I could hear sirens now, getting closer. I supposed Wendell and the Tiggorhoids had all deserted. No one in that crowd would risk their necks, or any other part of their anatomy, for us.
“Well, there they are,” said Crawley, hearing the sirens. “Tell me, is this your first arrest, or are you repeat offenders?”
As we weren’t actually arrested at the American Airlines terminal, I told him it was a first offense.
“It won’t be the last, I’m sure,” he said.
I cleared my throat. “Excuse me, sir, but I think it will be.”
“Will be what?”
“I think it will be the last time I’m arrested.”
“I find that hard to believe.” He leaned over, scratching one of his dogs behind the ears. “Can’t change breeding isn’t that right, Avarice?”
The dog purred.
Breeding? Now I was getting mad. “My breeding is fine,” I told him. The Schwa, who’s still mostly petrified, hits me to shut me up, but I don’t. “If you ask me, it’s your breeding that’s all screwed up.”
Crawley raised his eyebrows and gripped his poker. “Is that so.”
“It must take some pretty bad genes to turn someone into a miserable old man who’d send a couple of kids to jail just for trying to get a plastic dog bowl.”

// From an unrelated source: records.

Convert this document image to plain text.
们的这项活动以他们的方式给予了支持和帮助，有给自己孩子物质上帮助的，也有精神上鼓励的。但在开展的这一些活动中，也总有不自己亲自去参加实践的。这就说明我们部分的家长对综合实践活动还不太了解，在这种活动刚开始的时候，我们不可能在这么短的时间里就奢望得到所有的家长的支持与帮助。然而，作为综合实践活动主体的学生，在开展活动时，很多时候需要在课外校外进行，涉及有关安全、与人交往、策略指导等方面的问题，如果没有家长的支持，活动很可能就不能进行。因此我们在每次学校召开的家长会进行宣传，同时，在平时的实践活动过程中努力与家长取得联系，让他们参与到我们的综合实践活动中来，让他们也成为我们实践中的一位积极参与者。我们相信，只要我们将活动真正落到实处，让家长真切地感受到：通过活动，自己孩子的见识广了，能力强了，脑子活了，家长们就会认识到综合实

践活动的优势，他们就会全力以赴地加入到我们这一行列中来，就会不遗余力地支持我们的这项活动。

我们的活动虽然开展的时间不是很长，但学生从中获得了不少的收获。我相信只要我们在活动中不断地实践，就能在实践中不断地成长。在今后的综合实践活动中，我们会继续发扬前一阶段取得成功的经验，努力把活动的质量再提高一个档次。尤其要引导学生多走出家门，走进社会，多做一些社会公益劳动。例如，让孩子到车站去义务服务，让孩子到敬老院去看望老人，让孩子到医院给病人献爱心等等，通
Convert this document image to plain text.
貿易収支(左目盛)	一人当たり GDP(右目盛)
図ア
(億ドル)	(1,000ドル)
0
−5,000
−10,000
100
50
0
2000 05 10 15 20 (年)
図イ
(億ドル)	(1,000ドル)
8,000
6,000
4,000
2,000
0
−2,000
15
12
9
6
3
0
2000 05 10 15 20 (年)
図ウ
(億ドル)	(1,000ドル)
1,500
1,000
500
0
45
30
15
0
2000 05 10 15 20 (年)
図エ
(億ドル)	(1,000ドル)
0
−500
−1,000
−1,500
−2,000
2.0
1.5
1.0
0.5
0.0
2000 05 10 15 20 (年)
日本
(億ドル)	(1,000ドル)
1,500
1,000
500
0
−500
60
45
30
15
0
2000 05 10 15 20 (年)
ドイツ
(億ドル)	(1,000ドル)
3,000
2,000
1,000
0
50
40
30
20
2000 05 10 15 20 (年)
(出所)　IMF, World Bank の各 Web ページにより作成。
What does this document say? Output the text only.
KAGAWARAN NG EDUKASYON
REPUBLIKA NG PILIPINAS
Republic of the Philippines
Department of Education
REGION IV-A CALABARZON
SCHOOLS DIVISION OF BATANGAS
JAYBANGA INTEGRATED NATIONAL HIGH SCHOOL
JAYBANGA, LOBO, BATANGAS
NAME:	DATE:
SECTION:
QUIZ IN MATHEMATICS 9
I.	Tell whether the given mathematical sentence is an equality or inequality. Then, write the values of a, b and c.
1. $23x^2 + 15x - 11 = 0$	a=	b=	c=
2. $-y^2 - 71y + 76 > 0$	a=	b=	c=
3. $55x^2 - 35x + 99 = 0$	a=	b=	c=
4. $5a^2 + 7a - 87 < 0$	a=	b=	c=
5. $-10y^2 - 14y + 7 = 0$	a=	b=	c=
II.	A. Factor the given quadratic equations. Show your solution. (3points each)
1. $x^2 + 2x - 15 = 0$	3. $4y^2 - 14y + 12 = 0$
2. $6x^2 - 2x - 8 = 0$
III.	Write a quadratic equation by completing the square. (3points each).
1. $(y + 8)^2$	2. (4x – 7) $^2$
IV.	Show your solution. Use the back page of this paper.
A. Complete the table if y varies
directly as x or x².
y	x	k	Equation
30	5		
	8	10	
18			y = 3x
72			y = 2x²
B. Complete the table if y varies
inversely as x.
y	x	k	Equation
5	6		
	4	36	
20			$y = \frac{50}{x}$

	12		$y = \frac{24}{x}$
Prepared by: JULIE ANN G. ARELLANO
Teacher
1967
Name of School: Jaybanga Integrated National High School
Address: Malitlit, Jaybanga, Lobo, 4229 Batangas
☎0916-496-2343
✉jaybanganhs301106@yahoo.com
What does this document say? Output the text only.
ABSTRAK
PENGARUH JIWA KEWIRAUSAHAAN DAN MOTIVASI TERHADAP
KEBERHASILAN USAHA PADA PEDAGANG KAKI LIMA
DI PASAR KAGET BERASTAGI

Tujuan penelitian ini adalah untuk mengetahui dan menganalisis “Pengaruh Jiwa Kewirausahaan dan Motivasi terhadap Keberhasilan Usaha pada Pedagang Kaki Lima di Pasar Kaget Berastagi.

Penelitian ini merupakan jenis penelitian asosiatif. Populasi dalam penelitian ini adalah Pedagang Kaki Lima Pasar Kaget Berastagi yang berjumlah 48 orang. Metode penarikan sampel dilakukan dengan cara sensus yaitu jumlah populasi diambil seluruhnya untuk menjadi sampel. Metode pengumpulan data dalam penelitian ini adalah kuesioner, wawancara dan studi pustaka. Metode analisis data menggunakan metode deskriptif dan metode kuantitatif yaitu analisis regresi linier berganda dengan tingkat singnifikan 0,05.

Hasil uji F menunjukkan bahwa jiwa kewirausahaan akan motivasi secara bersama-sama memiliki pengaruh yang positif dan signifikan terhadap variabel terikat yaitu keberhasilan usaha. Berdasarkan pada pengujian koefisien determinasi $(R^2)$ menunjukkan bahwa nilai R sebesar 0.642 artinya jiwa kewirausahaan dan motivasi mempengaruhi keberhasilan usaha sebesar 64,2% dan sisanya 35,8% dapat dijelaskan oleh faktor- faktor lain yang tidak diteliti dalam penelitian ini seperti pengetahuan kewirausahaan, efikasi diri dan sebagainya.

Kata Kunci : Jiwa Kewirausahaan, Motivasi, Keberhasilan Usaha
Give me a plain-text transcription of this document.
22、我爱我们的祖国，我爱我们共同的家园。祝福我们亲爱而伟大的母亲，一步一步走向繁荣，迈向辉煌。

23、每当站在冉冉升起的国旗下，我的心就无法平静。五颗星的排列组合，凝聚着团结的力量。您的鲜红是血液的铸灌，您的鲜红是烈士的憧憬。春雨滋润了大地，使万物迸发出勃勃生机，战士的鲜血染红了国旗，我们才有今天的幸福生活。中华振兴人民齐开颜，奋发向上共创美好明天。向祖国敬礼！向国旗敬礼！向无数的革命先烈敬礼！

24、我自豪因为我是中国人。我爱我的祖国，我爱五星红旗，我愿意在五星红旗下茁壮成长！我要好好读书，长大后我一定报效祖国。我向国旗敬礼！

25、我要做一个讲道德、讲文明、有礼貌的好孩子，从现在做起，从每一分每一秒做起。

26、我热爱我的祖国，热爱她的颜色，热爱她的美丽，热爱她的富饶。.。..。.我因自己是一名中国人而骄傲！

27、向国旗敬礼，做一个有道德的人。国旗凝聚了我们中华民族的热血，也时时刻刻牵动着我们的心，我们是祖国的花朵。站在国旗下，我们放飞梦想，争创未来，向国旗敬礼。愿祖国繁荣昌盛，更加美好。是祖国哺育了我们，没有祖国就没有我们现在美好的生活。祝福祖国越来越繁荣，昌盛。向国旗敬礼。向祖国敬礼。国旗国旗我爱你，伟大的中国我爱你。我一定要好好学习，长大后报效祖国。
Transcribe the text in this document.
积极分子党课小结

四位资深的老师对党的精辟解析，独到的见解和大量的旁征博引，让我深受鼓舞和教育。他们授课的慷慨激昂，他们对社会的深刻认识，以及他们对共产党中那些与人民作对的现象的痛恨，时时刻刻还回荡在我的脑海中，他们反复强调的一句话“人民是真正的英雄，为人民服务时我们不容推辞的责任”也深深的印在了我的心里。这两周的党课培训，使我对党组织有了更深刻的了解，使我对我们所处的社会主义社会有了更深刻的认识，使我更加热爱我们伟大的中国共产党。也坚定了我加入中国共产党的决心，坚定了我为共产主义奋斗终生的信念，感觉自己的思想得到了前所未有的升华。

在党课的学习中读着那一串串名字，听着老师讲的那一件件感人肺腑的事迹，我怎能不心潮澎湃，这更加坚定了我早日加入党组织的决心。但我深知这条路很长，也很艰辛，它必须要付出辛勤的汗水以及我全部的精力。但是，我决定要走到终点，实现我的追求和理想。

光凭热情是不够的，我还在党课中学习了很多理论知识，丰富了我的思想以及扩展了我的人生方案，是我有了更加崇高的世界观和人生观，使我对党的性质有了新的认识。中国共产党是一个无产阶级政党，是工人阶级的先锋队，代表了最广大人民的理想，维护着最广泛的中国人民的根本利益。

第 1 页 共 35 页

He scowled at me for a long time. The sound of sirens peaked, then stopped right outside. Then he said, “Genes aren’t everything. You failed to take environment into account.”
“Well, so did you.”
There came an urgent knocking at the door, and all the dogs went running toward it, barking. “Mr. Crawley,” said a muffled voice through the door, over the chorus of barks. “Mr. Crawley, are you all right?”
The old man gave the Schwa and me a twisted grin. “Destiny calls.” He rolled off toward the door, calling back to us, “Either of you try to escape and I’ll have you shot.”
I didn’t really believe that, but I also didn’t want to take any chances.
“This is bad. Antsy,” the Schwa said. “Real bad.”
“Tell me something I don’t know.”
Crawley rolled back in about a minute. Amazingly, no police officers were with him. “I told them it was a false alarm.”
The sigh of relief rolled off the Schwa and me like a wave. “Thank you, Mr. Crawley.”
He ignored us. “The police will only give you a slap on the wrist, and since you’re not crying hysterically in terror right now, I assume your parents will not beat you. Therefore I will administer your punishment personally. You will return here tomorrow by the front door, at three o’clock sharp, and begin working off your transgression. If you fail to come, I will find out what your parents do for a living, and I will have them fired.”
“You can’t do that!”
“I’ve found I can do anything I please.”
I thought it was just an idle threat, but then I remembered the great egg shortage. A man like Crawley had more money than God in a good economy, as my father would say, and probably had friends in both high and low places. If he said he’d have my father fired, I figured I should believe it.
“What will you pay us?” I asked.
“Nothing.”
“That’s slavery!”
“No,” said Crawley, with a grin so wide it stretched his wrinkles straight. “That’s community service.”